I tracked my output in words written per hour. On the 5 AM schedule, I was hitting about 400 words an hour. On my ‘natural’ schedule, I was hitting 1,100. The math doesn’t lie. You can have more hours, or you can have better hours. You rarely get both.

I’ve also developed a deep, perhaps irrational, hatred for the ‘Rise and Grind’ aesthetic on Instagram. You know the ones—a photo of a black coffee next to a notebook at 4:45 AM with a caption about ‘discipline.’ It’s fake. Half the time, those people take the photo and go back to sleep. Or they’re so sleep-deprived they aren’t actually producing anything of value. I’d rather work for four hours with a sharp brain than twelve hours with a foggy one.

Finding your own ‘Peak’

Your internal clock isn’t a suggestion; it’s the rhythm section of your life’s band. If the drummer is playing a different song than the guitarist, the music is going to suck.
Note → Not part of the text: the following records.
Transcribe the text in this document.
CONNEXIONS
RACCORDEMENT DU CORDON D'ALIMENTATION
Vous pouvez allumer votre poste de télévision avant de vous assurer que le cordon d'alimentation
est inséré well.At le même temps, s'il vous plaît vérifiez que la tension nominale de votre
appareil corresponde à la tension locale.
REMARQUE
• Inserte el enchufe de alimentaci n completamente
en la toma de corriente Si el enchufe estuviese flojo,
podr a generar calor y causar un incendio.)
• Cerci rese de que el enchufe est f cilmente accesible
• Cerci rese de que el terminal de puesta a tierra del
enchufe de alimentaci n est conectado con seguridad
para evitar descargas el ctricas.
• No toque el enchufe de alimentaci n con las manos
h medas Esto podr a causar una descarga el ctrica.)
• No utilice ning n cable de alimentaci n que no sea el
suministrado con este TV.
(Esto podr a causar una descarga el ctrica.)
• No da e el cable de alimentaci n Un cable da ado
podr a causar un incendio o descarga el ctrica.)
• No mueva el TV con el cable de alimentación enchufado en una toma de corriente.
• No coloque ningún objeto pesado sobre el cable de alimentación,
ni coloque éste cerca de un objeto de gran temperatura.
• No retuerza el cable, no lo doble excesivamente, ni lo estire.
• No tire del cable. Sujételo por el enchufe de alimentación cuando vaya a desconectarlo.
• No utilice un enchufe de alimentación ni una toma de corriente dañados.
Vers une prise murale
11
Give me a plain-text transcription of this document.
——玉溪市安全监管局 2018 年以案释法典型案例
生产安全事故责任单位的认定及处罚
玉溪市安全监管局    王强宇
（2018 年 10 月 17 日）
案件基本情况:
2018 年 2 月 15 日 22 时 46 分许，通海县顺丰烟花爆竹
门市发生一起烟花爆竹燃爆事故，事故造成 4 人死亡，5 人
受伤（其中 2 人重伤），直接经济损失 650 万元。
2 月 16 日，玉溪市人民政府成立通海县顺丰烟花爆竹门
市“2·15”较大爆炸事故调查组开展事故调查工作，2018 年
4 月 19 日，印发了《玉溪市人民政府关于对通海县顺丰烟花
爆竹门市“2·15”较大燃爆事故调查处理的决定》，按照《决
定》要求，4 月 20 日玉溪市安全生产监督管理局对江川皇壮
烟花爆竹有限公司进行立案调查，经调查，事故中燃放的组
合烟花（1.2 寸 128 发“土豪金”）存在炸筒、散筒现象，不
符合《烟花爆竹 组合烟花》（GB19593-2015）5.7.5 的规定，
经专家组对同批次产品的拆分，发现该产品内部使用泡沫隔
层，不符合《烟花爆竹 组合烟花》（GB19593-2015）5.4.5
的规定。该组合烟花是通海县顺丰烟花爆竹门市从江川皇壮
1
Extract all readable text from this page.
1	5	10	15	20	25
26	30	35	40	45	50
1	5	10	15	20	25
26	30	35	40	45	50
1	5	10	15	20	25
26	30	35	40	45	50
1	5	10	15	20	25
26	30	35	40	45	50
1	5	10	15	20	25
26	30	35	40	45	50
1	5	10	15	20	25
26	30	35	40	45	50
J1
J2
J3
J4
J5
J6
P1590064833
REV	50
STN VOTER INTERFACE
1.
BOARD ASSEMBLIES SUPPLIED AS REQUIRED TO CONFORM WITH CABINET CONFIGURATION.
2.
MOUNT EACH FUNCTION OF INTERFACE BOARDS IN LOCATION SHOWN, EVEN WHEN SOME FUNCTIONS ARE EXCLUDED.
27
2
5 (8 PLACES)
Instead of forcing a time, try tracking your energy. For one week, just write down how you feel every hour on a scale of 1-10. Don’t judge it. Just watch. You’ll probably find that you have a 3-hour window where you’re a genius and 5 hours where you’re a drone. The trick isn’t to wake up earlier; it’s to protect those 3 hours like your life depends on it. For me, that’s 10 PM to 1 AM. For you, it might be 10 AM to 1 PM.

I don’t know if I’ll ever be the kind of person who ‘has it all figured out.’ I still struggle with procrastination and I still spend too much money on pens I don’t need. But I’m done with the 5 AM nonsense. I’m writing this at 11:45 PM, I have a glass of water, the house is quiet, and my brain is actually awake.

Why would I trade this for a cold floor and a headache at 5 AM?